You can reach me directly at ethan.vizitei@gmail.com, can't wait to hear from you!

Friday, March 5, 2010

I've been had!

Here is a lesson for you that you should take to heart: Trust your mentors, but find out for yourself.

When I first heard about batched finding in ActiveRecord (#find_each adn #find_in_batches), it was a great revelation. My buddy told me how it worked, and I loved it!

According to him, find_in_batches used a "batch_size" hash option, defaulting to 1000, to decide how many records to load into memory at a time, and "find_each" would perform a query for each record one at a time.

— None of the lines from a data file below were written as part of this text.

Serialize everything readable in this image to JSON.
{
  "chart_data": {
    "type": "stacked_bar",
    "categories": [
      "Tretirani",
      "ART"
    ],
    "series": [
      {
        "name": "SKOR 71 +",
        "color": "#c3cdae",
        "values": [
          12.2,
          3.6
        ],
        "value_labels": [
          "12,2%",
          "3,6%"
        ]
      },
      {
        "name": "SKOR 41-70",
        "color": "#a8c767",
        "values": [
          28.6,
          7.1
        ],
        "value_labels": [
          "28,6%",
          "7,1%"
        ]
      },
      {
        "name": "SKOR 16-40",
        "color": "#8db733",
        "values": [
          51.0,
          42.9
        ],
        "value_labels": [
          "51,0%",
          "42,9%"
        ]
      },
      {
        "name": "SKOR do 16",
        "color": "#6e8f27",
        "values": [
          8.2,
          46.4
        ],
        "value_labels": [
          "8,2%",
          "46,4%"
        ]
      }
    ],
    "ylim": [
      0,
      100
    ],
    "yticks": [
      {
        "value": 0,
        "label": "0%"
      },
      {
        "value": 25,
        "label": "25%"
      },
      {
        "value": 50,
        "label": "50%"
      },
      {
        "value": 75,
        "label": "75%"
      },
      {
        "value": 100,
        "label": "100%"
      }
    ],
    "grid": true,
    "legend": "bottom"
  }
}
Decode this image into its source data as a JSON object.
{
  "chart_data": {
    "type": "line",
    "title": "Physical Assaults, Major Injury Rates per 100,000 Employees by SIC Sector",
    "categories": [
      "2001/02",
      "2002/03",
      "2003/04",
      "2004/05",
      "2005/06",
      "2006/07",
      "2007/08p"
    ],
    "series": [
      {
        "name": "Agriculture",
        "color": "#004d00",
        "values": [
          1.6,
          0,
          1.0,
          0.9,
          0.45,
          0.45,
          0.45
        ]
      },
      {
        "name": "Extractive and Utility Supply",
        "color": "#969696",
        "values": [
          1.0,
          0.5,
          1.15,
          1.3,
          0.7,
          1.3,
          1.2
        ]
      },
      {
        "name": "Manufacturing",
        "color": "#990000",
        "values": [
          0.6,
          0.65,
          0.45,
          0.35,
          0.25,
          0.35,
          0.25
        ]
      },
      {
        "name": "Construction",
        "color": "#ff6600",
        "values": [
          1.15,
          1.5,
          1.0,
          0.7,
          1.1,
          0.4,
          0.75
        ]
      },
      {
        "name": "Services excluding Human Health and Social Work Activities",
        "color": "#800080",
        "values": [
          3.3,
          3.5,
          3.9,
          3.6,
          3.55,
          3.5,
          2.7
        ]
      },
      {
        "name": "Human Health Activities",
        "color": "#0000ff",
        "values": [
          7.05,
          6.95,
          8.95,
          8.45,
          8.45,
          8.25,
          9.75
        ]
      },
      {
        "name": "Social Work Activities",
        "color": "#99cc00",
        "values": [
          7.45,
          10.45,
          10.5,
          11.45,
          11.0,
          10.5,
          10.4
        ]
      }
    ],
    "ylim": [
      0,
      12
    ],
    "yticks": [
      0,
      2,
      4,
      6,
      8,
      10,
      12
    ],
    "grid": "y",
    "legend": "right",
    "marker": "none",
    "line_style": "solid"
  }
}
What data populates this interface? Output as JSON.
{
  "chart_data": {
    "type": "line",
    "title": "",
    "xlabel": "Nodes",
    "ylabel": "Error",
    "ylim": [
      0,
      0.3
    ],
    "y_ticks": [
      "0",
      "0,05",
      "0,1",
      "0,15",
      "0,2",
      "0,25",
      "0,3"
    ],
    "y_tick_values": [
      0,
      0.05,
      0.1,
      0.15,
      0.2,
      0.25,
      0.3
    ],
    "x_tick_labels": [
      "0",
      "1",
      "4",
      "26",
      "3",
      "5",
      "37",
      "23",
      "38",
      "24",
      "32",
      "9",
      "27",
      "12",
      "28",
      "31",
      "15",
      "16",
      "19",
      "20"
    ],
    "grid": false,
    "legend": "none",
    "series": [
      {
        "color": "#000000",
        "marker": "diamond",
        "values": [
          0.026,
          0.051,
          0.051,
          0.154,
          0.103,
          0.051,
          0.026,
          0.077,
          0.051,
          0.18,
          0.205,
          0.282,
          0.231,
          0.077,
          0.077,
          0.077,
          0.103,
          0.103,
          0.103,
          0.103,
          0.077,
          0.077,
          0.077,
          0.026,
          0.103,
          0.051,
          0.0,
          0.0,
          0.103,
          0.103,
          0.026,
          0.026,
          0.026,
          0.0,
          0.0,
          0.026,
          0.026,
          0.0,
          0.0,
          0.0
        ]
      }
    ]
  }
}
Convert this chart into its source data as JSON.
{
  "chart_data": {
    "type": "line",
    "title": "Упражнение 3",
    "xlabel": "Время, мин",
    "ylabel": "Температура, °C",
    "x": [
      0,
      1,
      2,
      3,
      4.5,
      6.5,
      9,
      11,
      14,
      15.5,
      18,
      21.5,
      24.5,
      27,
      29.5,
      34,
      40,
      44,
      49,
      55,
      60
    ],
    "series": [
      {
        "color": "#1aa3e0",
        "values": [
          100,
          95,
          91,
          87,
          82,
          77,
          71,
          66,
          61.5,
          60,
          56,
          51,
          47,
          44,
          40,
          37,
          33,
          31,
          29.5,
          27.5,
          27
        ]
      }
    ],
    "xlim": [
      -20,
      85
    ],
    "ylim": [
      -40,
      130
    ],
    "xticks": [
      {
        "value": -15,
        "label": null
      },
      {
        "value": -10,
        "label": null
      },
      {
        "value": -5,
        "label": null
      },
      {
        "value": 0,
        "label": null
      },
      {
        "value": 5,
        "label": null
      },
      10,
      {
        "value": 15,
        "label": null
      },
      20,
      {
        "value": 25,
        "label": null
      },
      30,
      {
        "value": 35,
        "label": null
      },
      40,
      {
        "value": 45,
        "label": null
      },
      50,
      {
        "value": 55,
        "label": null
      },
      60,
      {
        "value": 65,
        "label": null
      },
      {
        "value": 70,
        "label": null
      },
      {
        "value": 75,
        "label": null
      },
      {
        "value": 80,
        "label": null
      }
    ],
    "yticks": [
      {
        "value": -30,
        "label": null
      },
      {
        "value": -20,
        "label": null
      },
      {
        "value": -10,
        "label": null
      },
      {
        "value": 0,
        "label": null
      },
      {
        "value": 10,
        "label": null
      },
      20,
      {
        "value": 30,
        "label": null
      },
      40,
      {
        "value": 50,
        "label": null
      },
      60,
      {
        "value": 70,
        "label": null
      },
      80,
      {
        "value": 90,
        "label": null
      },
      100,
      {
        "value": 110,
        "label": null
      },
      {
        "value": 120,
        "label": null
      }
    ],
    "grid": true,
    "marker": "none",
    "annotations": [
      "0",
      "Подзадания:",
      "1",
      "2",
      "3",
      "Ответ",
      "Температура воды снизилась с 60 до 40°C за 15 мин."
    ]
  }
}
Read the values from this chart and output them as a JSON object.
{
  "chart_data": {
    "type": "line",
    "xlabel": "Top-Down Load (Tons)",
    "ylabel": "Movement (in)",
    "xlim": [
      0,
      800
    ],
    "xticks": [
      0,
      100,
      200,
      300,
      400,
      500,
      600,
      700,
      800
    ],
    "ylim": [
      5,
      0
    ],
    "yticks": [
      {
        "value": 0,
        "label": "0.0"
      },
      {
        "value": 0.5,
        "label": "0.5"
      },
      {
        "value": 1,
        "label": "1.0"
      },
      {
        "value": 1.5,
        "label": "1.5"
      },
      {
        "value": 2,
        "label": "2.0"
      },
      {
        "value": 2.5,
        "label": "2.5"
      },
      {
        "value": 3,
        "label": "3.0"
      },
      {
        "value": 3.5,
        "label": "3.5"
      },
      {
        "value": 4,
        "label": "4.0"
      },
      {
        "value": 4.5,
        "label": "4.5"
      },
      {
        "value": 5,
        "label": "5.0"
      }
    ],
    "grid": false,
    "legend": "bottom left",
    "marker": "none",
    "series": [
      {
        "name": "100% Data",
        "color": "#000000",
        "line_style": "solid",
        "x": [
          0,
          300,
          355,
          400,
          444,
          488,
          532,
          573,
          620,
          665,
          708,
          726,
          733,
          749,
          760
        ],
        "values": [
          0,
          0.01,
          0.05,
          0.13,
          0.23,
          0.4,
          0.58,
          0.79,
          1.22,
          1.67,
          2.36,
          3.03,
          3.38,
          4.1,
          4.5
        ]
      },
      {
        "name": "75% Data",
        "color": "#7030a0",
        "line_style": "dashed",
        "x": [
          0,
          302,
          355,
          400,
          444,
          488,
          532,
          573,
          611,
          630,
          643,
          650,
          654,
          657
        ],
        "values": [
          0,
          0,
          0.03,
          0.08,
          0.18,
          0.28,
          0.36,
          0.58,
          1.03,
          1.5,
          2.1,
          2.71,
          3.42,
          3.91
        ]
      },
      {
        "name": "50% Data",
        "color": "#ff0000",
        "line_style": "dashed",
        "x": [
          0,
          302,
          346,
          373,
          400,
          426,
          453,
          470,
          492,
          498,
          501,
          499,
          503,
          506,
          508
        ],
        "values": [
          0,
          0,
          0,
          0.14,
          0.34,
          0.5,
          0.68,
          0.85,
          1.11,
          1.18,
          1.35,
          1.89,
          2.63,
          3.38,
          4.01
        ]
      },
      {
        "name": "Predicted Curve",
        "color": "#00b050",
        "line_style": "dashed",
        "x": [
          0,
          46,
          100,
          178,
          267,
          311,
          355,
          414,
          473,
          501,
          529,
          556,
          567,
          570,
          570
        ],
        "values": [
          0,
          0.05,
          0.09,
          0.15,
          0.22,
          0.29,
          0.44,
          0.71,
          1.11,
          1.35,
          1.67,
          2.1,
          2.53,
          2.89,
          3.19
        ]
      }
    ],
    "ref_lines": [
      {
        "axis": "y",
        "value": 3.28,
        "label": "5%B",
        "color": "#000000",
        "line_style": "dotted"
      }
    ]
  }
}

Give those options, and wanting to balance my memory conservation against responsible use of database time, I ended up with a lot of blocks like this:


Model.find_in_batches do |models|
  models.each do |model|
    ....
  end
end

It seemed tedious to do a nested block every time, but I didn't want to use the "find_each" option which was going to slam my database with a million single row queries.

Eventually I'd repeated myself enough that I decided I was going to do something about it. I figured I'd create a plugin that would monkeypatch in a method called "find_each_in_batches" that would do the extra block for you, so you could automatically iterate over one model at a time, but still have the finding occur in batches. In order to get the namespacing right, I opened up the source file for ActiveRecord's built in batching methods (batch.rb), and imagine my surprise when I see this:


def find_each(options = {})
  find_in_batches(options) do |records|
    records.each { |record| yield record }
  end
  self
end

What do you know! #find_each actually does exactly what I was planning on making my new plugin do! My buddy had been misinformed, and had in turn misinformed me, and I just took his word for it!

If I had checked out this source code myself in the first place, I would have known this in the first place, and wouldn't have those double iteration blocks littered throughout my code base.

Reading the source code is a good habit anyway, because it introduces you to idioms the pros are using that you may not be familiar with and is a great way to improve your own code. But even just a glance to confirm what i'd been told with the inline documentation would have prevented a world of hurt.

So, while I'm here slapping my forehead, I encourage to you take heed to what I said at the top: Trust your mentors, but find out for yourself.